Today, PLF submitted a petition with the U.S. Fish & Wildlife Service, challenging a regulation that illegally extends the Endangered Species Act’s burdensome take prohibition to all threatened species. The petition argues that federal bureaucrats have no authority to reverse Congress’ judgment that the stringent take prohibition should not apply to these species. It was submitted on behalf of the National Federation of Independent Business — the nation’s leading small business organization.
When Congress enacted the Endangered Species Act, it expressly limited the statute’s take prohibition — which criminalizes any activity that adversely affects a single member of a protected species or its habitat — to endangered species. The reason for this choice: Congress recognized how incredibly burdensome the prohibition is, but determined that it were necessary to address endangered species’ dire states. Threatened species, on the other hand, face only more remote threats and receive different, less burdensome protections. For them, Congress determined that this stringent prohibition is generally unnecessary.
Under the statute, the Service may depart from this general rule by regulation. Section 4(d) permits the Service to extend the prohibition to threatened species on a species-by-species basis, if necessary and advisable for the particular species’ conservation. But it does not allow unelected, unaccountable bureaucrats to simply reject Congress’ decision to presumptively exclude threatened species from the take prohibition. In a recently published article in the Pace Environmental Law Review, I explain why this interpretation is compelled by the statute, its legislative history, and the Constitution.

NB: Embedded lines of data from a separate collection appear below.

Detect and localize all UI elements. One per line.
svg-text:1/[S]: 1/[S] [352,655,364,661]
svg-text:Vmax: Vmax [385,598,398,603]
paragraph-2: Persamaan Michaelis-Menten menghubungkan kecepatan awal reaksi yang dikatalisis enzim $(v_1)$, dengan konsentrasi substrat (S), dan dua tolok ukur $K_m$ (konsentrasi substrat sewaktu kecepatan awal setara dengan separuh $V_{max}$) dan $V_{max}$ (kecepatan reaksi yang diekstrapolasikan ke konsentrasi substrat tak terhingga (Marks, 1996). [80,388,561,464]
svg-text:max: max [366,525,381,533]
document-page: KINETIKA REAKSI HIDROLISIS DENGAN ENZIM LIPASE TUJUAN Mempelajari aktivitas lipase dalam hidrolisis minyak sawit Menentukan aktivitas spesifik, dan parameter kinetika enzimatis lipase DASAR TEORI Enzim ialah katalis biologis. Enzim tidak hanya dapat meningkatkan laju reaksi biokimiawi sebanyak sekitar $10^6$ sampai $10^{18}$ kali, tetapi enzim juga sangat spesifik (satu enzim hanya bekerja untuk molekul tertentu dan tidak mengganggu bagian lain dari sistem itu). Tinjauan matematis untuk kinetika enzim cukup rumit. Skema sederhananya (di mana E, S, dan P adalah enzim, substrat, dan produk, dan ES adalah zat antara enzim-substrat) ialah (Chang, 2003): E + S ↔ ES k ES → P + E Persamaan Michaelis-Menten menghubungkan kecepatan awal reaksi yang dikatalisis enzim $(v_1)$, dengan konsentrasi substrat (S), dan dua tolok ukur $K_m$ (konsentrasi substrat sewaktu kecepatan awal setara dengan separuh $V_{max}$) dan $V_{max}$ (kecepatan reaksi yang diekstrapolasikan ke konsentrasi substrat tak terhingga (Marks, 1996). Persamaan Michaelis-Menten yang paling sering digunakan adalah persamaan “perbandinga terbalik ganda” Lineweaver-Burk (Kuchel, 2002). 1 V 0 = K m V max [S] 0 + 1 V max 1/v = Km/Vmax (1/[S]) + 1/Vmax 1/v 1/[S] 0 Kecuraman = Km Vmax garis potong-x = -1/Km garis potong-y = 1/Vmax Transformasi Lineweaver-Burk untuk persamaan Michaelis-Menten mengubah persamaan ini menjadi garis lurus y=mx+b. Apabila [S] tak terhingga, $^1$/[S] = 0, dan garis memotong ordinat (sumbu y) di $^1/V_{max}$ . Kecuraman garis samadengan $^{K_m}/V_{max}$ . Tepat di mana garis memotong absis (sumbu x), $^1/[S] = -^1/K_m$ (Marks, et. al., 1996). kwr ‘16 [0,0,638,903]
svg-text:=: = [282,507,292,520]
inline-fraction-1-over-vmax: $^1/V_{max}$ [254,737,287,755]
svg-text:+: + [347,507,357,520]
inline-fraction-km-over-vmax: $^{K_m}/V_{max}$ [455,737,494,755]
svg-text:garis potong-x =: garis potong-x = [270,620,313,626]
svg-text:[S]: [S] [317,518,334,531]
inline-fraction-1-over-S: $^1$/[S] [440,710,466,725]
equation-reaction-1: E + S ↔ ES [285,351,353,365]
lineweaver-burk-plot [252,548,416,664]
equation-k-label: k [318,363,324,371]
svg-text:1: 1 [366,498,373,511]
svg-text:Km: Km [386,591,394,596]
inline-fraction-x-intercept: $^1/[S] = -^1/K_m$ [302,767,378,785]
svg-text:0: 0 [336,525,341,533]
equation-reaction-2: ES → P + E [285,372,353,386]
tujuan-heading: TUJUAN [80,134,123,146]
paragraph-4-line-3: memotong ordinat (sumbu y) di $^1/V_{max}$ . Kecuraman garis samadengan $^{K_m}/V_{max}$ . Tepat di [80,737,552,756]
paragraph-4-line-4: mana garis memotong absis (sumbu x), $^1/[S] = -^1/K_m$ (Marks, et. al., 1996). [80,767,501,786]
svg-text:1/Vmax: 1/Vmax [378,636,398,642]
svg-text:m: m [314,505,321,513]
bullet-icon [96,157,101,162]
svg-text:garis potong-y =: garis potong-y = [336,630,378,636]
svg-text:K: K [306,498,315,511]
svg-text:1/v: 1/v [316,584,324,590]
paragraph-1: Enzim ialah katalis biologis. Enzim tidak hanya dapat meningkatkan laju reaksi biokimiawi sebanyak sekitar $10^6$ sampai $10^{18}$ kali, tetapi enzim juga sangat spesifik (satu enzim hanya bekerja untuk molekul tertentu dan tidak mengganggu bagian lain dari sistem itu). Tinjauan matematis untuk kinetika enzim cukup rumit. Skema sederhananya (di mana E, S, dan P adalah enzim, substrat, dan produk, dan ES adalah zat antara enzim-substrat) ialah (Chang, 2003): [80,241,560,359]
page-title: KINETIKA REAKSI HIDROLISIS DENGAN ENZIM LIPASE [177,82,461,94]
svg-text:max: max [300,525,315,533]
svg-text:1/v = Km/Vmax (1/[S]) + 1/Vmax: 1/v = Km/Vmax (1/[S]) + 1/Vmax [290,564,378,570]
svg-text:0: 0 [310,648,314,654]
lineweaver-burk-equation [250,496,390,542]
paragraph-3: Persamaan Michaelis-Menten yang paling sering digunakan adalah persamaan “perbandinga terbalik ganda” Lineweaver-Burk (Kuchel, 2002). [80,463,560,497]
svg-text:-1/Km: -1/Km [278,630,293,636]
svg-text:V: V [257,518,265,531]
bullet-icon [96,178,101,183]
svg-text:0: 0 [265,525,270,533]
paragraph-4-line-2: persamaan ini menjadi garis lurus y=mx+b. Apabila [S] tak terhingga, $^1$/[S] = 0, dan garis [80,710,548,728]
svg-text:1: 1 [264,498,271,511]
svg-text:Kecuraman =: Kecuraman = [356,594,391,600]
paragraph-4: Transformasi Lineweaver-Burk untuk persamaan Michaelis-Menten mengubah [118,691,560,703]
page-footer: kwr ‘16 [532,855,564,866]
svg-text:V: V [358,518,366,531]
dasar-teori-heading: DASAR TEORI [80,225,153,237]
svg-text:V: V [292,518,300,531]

Despite this limited authority, the Service adopted a regulation shortly after the statute was enacted that purports to forbid the take of any threatened species, including those that hadn’t yet been identified or listed. This illegal regulation has been extremely disruptive, to put it mildly. It hamstrung the timber industry in the Pacific Northwest, where it applies to the Northern Spotted Owl. And it has led to annual beach closures and restrictions on coastal property owners throughout the mid-Atlantic and New England, where it applies to the piping plover. The regulation currently applies to approximately 150 species, most of which were not listed when the regulation was imposed, and were automatically subject to it without any analysis of whether the costs of the regulation were justified or necessary.
Property owners, small businesses, and individual citizens are not the only ones who suffer as a result of the illegal regulation. The illegal regulation also hurts the very species it purports to protect. Under the statute, the take prohibition should serve as the major incentive for species conservation. Landowners whose property houses endangered species would benefit from recovering the species; if the species were downlisted to threatened, the take prohibition would be lifted. And landowners with threatened species on their property would be encouraged to conserve them, to avoid the imposition of the prohibition if the species becomes endangered. Under the illegal regulation, however, endangered and threatened species are treated the same, eliminating these incentives. Since most listed species depend on private property for the lion’s share of their habitat, getting the incentives right is vitally important.
It’s time for the illegal, counterproductive regulation to be repealed. Species have been kept on the precipice (only about 1.5% of listed species have recovered) by this regulation for 41 years; that’s long enough.